PERAN DAN TANGGUNG JAWAB ORANG TUA UNTUK MASA DEPAN ANAK

PERAN DAN TANGGUNG JAWAB ORANG TUA UNTUK MASA DEPAN ANAK

PERAN DAN TANGGUNG JAWAB ORANG TUA UNTUK MASA DEPAN ANAK. Berbicara menjadi seorang ibu yang baik itu bukan sekedar soal lairan normal atau SC, ngasih ASI atau campur sufor, bekerja atau tidak bekerja sampai makein diapers atau tidak. NO! Di balik semua itu, ada tanggung jawab besar yang menanti. Yaitu mulai dari pendidikan dan moral anak. Dan itu semua enggak gampang.
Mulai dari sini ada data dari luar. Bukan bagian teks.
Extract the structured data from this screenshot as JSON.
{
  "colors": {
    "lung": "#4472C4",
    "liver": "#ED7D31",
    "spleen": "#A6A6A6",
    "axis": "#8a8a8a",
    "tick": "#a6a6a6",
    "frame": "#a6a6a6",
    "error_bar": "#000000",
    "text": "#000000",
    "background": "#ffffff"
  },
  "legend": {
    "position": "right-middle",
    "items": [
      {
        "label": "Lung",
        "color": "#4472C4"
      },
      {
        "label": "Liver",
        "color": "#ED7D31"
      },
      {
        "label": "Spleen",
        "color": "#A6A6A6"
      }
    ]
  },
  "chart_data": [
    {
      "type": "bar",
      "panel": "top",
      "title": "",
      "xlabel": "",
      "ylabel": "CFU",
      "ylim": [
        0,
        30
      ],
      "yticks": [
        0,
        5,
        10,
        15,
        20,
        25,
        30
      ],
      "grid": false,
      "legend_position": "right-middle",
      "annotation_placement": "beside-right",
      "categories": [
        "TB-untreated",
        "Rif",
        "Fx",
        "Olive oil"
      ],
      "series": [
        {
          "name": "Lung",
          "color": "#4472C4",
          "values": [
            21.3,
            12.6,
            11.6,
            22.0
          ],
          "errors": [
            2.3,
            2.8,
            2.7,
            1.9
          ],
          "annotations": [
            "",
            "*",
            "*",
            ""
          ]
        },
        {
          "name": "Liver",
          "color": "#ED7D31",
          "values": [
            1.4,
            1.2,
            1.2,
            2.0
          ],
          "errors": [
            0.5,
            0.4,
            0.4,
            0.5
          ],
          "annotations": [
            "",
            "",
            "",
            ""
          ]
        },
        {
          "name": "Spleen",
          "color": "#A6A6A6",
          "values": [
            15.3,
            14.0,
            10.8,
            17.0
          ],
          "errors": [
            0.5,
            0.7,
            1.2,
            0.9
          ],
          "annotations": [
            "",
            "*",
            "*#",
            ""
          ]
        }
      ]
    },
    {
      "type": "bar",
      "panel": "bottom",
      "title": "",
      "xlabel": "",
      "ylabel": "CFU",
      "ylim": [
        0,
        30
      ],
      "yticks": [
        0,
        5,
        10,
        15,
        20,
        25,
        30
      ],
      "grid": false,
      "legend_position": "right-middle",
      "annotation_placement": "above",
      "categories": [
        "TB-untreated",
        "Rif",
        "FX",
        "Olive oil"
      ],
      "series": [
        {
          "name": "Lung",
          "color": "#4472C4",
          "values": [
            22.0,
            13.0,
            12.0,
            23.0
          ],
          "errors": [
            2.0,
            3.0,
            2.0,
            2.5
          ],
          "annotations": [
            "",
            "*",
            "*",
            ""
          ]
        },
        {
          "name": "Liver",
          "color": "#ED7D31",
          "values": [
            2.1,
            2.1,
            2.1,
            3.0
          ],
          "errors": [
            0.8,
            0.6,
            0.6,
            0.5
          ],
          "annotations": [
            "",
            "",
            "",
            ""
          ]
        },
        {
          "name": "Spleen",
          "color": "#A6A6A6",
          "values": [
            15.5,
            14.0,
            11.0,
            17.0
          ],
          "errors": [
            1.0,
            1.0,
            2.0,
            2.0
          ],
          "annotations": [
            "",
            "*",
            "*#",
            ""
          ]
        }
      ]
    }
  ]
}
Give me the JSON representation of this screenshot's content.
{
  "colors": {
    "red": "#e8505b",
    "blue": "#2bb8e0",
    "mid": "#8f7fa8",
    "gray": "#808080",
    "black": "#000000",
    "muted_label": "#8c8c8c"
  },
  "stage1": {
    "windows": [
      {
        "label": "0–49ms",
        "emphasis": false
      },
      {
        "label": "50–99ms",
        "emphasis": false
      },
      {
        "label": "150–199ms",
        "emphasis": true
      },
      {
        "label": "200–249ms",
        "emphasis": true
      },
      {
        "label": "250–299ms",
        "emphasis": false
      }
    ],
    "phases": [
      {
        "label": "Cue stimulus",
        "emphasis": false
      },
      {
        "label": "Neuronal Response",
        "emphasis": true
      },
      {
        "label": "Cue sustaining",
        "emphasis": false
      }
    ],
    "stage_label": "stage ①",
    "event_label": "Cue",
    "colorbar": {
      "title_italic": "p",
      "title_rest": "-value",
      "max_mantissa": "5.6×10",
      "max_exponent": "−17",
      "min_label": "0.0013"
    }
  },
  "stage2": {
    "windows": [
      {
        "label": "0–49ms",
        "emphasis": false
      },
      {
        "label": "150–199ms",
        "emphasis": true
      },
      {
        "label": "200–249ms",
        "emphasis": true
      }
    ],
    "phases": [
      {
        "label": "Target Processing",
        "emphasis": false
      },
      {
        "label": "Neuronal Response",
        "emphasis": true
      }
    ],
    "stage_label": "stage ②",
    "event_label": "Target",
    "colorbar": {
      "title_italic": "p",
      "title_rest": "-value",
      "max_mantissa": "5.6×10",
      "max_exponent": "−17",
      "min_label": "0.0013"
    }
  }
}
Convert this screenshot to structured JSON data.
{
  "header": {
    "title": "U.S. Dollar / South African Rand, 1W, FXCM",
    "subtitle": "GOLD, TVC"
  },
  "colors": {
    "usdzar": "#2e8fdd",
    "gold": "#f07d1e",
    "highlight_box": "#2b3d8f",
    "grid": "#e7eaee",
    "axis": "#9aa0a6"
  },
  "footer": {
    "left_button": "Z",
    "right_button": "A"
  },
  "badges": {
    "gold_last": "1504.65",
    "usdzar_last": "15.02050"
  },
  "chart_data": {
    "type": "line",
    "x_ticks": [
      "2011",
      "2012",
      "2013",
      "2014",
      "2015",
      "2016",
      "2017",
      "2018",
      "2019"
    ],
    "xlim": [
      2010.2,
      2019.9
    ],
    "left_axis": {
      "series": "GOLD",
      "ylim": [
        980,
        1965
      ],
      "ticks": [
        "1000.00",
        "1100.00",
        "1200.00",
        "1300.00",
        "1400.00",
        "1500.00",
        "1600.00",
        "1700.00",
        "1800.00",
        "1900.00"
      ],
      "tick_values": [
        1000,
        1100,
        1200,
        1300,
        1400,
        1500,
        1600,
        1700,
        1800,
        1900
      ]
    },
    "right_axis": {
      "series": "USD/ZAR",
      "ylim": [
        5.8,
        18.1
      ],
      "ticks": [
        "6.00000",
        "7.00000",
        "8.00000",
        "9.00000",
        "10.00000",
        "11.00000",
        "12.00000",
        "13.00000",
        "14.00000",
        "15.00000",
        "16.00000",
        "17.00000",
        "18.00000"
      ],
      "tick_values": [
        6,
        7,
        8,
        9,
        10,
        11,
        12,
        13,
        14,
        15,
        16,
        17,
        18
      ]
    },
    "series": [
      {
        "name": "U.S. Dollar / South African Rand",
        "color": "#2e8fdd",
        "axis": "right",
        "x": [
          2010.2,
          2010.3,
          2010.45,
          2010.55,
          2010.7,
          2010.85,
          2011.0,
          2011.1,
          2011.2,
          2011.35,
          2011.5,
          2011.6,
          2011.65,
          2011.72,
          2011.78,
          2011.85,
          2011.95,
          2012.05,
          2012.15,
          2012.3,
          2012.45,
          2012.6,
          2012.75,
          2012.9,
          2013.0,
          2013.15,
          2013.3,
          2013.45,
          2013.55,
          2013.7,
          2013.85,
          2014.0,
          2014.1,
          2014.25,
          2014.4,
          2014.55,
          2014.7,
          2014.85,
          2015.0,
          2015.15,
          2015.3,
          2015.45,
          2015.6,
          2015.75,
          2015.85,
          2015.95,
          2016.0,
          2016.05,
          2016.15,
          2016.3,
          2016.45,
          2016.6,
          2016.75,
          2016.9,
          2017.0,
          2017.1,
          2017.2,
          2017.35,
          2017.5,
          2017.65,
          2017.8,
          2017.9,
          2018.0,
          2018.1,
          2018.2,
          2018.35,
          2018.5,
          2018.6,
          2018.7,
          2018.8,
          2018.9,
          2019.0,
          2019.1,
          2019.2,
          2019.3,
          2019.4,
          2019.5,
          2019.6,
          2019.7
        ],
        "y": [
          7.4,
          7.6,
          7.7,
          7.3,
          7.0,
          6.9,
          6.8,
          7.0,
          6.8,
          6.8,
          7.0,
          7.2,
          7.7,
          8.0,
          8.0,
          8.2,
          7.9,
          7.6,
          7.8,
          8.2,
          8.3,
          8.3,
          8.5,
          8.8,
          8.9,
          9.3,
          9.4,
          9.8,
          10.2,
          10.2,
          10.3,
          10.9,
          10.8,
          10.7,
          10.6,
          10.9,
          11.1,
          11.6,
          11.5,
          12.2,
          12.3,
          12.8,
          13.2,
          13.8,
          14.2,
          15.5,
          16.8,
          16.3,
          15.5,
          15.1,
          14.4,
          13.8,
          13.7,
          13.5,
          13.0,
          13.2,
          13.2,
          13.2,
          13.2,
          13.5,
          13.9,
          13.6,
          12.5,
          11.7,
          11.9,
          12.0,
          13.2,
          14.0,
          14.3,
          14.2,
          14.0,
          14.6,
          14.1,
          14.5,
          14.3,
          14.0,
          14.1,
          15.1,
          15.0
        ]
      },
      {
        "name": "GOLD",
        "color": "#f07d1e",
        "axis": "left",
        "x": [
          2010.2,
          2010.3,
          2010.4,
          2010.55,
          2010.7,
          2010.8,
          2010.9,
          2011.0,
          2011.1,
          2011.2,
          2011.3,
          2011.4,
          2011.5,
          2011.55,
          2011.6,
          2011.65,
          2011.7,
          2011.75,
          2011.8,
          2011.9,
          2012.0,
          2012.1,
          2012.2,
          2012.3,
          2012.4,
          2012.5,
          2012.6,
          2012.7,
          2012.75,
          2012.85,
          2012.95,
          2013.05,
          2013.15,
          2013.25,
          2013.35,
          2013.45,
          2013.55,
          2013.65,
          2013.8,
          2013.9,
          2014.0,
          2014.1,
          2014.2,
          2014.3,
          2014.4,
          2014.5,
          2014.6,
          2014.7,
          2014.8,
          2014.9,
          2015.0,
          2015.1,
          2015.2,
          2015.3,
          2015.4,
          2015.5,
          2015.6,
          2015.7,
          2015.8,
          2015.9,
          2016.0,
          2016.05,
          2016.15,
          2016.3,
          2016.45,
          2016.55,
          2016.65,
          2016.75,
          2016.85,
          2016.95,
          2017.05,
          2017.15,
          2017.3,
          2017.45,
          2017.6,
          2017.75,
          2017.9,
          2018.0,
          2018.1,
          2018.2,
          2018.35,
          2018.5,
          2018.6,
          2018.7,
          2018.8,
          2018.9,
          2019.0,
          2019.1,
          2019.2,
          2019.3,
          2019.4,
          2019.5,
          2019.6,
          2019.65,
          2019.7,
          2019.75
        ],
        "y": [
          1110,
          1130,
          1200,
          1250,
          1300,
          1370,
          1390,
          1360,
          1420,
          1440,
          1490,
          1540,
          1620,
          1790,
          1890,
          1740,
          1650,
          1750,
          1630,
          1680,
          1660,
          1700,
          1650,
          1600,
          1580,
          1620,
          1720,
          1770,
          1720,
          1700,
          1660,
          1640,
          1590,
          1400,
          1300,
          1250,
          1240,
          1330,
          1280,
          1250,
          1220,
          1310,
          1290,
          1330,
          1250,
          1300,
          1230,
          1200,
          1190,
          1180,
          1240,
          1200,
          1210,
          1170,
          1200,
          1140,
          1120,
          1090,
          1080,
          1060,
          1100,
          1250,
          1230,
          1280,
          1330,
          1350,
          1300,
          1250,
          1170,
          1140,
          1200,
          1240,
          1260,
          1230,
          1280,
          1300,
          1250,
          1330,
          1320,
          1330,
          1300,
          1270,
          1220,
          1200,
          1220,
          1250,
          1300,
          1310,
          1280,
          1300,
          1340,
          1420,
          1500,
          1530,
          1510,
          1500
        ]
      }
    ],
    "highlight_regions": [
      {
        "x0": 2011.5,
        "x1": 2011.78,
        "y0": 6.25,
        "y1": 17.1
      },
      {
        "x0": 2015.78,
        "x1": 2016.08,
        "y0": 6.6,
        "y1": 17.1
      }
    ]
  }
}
Saya yakin, setiap orang tua apalagi seorang ibu pasti menginginkan anaknya menjadi anak yang baik dan berprestasi. Etapi, untuk mewujudkan semua itu enggak segampang membalikkan telapak tangan. Dan yang perlu kita sadari, #bedaanakbedapintar. Kita enggak bisa juga loh meniru pola asuh orang lain. Selain #bedaanakbedapintar, keadaan seorang satu dengan seorang yang lain itu berbeda.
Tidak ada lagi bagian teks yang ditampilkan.